Final answer:
The rate at which energy is transferred by radiation from the lava's surface is approximately 9.80 x 10^4 W. The thickness of the lava between the surface and interior is approximately 0.33 m.
Step-by-step explanation:
In order to calculate the rate at which energy is transferred by radiation, we can use the Stefan-Boltzmann Law, which states that the power radiated by a black body is proportional to the fourth power of its absolute temperature and surface area. The power radiated can be calculated using the equation:
Power = emissivity * Stefan-Boltzmann constant * surface area * (temperature^4 - surroundings temperature^4)

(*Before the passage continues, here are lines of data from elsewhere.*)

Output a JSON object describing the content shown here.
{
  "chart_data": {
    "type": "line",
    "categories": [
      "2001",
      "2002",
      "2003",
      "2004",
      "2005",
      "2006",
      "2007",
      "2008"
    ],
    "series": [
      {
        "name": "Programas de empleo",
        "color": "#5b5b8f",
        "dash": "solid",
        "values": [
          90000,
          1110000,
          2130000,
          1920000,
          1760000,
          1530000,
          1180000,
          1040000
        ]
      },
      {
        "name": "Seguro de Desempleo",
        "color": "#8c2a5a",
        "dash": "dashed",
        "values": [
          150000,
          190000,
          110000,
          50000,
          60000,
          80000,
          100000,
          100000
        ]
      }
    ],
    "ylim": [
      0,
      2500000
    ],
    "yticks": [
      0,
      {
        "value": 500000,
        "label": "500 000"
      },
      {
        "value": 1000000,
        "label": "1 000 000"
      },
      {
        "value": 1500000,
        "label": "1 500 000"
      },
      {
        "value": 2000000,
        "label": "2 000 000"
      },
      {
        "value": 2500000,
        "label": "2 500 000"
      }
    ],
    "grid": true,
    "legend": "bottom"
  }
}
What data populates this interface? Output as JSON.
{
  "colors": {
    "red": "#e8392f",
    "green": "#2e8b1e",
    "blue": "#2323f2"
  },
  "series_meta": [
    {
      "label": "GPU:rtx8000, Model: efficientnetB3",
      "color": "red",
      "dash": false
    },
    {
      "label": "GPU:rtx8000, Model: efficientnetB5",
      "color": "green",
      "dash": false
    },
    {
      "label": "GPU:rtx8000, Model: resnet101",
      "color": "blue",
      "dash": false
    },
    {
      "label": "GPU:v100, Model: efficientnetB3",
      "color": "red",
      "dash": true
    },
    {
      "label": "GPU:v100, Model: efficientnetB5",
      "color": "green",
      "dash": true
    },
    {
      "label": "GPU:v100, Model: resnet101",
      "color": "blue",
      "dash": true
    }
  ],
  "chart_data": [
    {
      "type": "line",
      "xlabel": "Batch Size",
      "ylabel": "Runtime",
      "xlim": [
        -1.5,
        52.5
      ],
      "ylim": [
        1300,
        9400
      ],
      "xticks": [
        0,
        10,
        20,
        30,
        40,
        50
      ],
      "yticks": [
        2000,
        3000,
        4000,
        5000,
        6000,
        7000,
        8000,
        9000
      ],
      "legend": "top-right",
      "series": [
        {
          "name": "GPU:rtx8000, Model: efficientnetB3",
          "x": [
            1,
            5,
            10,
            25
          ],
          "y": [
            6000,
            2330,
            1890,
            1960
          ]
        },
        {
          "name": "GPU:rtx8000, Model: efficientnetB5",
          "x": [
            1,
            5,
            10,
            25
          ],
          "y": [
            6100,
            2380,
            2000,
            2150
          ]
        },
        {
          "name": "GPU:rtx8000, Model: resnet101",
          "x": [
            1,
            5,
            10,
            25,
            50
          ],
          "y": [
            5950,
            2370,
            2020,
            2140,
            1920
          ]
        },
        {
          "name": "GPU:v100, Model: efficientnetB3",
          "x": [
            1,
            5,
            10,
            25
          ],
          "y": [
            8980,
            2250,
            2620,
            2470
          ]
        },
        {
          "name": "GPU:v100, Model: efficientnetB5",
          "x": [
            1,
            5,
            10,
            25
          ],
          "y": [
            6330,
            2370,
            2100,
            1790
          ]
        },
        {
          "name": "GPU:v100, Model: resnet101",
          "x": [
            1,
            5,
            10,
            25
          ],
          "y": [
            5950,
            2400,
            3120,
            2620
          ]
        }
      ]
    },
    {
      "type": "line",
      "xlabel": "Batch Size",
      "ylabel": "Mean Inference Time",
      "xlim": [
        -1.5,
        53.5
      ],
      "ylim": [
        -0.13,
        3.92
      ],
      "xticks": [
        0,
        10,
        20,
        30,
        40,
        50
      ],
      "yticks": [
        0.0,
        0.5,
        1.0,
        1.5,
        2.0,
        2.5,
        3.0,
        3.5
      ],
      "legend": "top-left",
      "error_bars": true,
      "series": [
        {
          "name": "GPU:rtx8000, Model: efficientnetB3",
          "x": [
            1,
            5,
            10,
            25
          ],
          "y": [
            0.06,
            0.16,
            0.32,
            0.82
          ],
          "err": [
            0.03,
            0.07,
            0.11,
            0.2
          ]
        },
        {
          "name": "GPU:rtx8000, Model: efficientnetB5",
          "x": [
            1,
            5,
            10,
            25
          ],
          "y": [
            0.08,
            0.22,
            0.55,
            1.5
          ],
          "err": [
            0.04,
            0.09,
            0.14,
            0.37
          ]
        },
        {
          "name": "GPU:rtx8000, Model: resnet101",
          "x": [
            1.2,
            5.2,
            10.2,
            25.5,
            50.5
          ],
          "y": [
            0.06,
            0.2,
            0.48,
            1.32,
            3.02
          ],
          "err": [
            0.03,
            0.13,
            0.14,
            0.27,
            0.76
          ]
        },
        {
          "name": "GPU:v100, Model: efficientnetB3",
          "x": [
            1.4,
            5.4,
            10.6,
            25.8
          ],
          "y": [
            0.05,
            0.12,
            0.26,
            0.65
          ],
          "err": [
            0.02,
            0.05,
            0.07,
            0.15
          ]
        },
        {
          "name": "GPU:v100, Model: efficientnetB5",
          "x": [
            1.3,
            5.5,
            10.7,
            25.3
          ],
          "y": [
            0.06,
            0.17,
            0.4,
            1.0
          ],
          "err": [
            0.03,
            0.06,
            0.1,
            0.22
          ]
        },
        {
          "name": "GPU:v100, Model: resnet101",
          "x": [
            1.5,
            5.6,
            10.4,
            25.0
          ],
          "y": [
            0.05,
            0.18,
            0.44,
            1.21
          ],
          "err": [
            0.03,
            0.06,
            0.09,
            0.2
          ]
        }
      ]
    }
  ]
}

Given that the emissivity is 1 (since it's a black body), the surface area is 1.00 m², the temperature of the surface is 450°C (723K), and the surroundings temperature is 27.0°C (300K), we can plug these values into the equation to calculate the power:
Power = 1 * 5.67 x 10^-8 * 1.00 * (723^4 - 300^4)
The calculated power is approximately 9.80 x 10^4 W. Therefore, the correct answer is c) 9.80 x 10^4 W.
To calculate the thickness of the lava between the 450°C surface and the 1200°C interior, we can use the equation for steady-state conduction:
Rate of heat conduction = (thermal conductivity * surface area * (interior temperature - surface temperature)) / thickness
Assuming the lava's conductivity is the same as that of brick, which is 0.80 W/(m·K), we can plug in the values to calculate the thickness:
Rate of heat conduction = (0.80 * 1.00 * (1200 - 450)) / thickness
Simplifying the equation and solving for thickness, we find that the thickness of the lava is approximately 0.33 m.
Therefore, the correct answer is b) 0.33 m.